Sly est convaincu de l'amour de Dolly, mais la sait au main du Comte: il se suicide avec un tesson de bouteille (un vieux bordeaux, quel gâchis) après que l'ANGE DE LA MORT (Brrrrrrrr) soit venu danser autour de lui (scène burlesque). Arrivée de Dolly: "je t'aime", "pardonne-moi", "ah ! je meure (piano)", "maledizionne (si naturel urlando furioso)".
La routine quoi.. .

Sly" restera difficilement comme un chef d'oeuvre outrageusement négligé : c'est néanmoins un ouvrage solide, attachant, qu'on peut bien entendre une fois ou deux dans sa vie de mélomane.
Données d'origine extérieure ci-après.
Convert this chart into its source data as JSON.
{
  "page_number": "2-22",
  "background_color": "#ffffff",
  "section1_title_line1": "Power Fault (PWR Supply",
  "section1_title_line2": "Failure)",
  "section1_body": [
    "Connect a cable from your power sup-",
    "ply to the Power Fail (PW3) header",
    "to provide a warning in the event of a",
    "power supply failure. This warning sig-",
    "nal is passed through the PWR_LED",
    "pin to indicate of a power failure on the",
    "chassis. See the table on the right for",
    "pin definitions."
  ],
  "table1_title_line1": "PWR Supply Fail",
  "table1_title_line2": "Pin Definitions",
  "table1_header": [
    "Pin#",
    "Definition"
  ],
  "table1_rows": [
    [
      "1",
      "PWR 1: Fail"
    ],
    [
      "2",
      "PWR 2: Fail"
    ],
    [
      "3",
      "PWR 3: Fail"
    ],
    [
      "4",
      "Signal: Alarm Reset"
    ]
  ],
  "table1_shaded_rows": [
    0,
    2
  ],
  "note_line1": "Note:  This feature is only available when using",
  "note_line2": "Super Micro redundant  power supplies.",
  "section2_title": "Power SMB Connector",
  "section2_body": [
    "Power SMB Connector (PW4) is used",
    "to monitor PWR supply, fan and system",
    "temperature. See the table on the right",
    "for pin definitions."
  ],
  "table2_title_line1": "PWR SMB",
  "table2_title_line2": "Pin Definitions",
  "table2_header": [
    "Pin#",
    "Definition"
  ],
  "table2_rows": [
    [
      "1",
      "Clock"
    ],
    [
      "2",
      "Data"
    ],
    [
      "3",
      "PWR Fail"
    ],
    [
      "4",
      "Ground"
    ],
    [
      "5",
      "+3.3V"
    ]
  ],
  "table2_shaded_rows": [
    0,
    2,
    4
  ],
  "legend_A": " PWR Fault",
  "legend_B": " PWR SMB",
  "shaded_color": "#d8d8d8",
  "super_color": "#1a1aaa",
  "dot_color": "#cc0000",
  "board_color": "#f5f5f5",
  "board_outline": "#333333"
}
Il faut dire qu'on ne sait pas trop ce qu'on regarde. Le livret est typiquement vériste, mais la musique reste assez classique, plus proche d'ailleurs de la déclamation de Moussorgsky que de Wagner. Les premier et deuxième actes sont dans la veine tragi-comique ; le troisième est franchement noir : le soliloque de Sly contraste avec l'agitation du début (je vous renvoie à la distribution ci-dessus pour les seconds rôles intervenant au premier acte !). Sans doute des écoutes successives permettraient-elles de corriger ce jugement.

Martha Domingo, ancienne soprano-ayant-fait-un-peu-d'études-de-théâtre, s'est mise à la mise en scène il y a une dizaine d'années : elle reconnaît humblement qu'elle le doit au nom illustre de son mari. Sans être révolutionnaire (du moins vue par des européens), et malgré quelques emprunts, cette production n'est pas indigne et tranche avec les productions réalistes récentes du Metropolitan : elle réussit à donner une certaine homogénéité à l'ensemble, dans une approche privilégiant le côté poétique. Pour l'occasion, Placido est en grande forme : le rôle n'est pas très long, la tessiture lui convient (encore que je suis prêt à parier qu'il y a eu quelques aménagements). Pour l'interprétation, on se contentera d'une resucée d'Hoffmann. Maria Guleghina n'est pas trop à l'aise : pour elle, le rôle est au contraire un peu trop grave (par voie de conséquence, elle a du mal à sortir son aigu final). Juan Pons est au contraire très à l'aise, campant un personnage ionique et irresponsable. Marco Armiliato se voit confiée la direction de cet ouvrage assez difficile à mettre en place et s'en tire remarquablement bien.